I just recently began learning about scuba diving, so this post was really informative. Two ideas that I learned is that there are alternative certifications besides PADI and SSI, and that there are more effective ways to teach learning scuba divers.
Thanks!
 
And all because you showed us how easy it was to be trim and efficient - simple with practice and the right instruction
You guys were great!!! But the real key: it's incredibly easy. Easy to learn. Easy to do. Then it makes the whole dive incredibly easy too.
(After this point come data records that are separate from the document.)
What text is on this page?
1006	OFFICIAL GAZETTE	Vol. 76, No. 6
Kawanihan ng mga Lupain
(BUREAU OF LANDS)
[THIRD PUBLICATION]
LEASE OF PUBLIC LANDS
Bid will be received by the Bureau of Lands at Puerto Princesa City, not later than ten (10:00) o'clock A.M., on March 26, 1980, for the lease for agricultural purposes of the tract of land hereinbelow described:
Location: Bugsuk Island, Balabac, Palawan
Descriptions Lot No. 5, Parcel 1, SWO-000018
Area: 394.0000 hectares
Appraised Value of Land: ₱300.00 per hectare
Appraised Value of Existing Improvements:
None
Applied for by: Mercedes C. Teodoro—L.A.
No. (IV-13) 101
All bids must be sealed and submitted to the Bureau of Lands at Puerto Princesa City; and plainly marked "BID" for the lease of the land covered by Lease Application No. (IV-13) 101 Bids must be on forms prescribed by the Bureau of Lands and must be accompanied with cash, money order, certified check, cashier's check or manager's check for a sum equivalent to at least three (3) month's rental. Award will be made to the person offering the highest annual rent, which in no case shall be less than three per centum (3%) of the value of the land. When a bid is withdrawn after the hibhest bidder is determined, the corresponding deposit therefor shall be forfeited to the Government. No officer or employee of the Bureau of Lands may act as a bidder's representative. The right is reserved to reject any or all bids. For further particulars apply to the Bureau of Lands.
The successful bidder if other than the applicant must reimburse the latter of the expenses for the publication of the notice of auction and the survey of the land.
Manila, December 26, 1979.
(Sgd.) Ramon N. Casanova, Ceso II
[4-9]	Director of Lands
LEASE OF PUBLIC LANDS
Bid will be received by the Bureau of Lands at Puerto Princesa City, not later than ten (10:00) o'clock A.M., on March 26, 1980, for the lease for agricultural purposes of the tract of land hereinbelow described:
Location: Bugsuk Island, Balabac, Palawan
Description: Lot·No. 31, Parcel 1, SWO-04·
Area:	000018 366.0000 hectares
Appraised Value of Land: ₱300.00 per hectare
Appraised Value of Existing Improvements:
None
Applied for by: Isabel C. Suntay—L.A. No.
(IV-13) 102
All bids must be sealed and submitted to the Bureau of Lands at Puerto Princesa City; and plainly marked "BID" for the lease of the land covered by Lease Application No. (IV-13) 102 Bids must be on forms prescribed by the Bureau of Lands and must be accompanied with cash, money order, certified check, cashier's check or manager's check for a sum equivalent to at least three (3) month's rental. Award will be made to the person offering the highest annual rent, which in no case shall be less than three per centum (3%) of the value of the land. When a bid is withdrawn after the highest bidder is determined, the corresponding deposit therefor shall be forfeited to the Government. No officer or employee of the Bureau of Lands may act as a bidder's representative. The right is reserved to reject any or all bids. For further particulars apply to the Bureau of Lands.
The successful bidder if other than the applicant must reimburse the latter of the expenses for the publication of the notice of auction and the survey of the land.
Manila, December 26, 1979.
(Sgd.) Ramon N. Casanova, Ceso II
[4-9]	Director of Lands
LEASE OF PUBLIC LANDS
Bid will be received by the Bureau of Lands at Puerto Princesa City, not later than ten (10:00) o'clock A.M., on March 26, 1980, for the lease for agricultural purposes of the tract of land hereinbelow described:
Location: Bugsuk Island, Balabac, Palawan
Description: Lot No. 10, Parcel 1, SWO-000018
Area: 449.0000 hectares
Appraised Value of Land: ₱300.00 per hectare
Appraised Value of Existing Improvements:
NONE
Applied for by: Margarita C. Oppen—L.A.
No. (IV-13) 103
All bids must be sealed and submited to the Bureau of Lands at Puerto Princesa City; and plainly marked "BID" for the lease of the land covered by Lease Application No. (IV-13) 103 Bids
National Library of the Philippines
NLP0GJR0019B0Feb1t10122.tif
when I first heard about it, I was skeptical.
That's an understatement! :D I wish I could find it, but John actually posted that he did not believe that I was able to teach completely off the bottom. It was about the closest to being called a liar without him actually saying it. :D :D :D
 
That's an understatement! :D I wish I could find it, but John actually posted that he did not believe that I was able to teach completely off the bottom. It was about the closest to being called a liar without him actually saying it. :D :D :D

OK, let's be accurate here.

I was skeptical about teaching horizontal and neutral early on--like 9-10 years ago. Then I tried it the way I still do it and liked it. I became an advocate for that approach, as I am now. I was teaching horizontal and neutral, the body resting lightly in the floor for the first session, for several years before the thread being mentioned now.

Then in another thread you talked about having students in mid water horizontal from the very start of instruction. I was more than skeptical about that because I did not think I could do that myself. All of the people who collaborated on the article we wrote shared their approaches prior to our first draft, and none claimed to be able to do that. To this date, you are still the only person I know who does this (as far as I know), and I still have not seen it. (I still start lightly touching the floor and then move off of it in the next section.) I did challenge you, but I was mostly asking you to give more information, which you would not do. You just kept repeating the same general theme over and over again. I finally got very challenging, and you finally gave more specific details of your approach. Those details included how you put your trim weights on the students to get them trimmed out properly, including the bungee system you use, which none of us had ever seen.

IN summary, I was NOT skeptical of getting students off their knees then--I was skeptical that you could have them floating in mid water in the shallow end of the pool immediately after they got in the water, and I was frustrated that you would not provide any details of how you did it.
 
2 phunni! I probably misunderstood what you were asking for! It's totally simple and almost too simple for words! The best way to describe it is: I work from the top down. Most instructors work from the bottom up.


  • I have my students cross their legs and arms.
  • Every inch above water means I give them a pound.
  • I repeat until their head is just below the surface. Then I add one or two pounds.
  • We put the weights in their BC.
  • They start swimming, imitating my frog kick.
  • As they swim, they work themselves down.
  • As they swim, I adjust their trim.

It usually takes 2 or three laps for them to get fairly trim and neutral. The most common mod to get them trim is a one or two pound "ankle weight" put around the tank valve. Sometimes I have to bungee weights to their BC, but usually it's just not that difficult.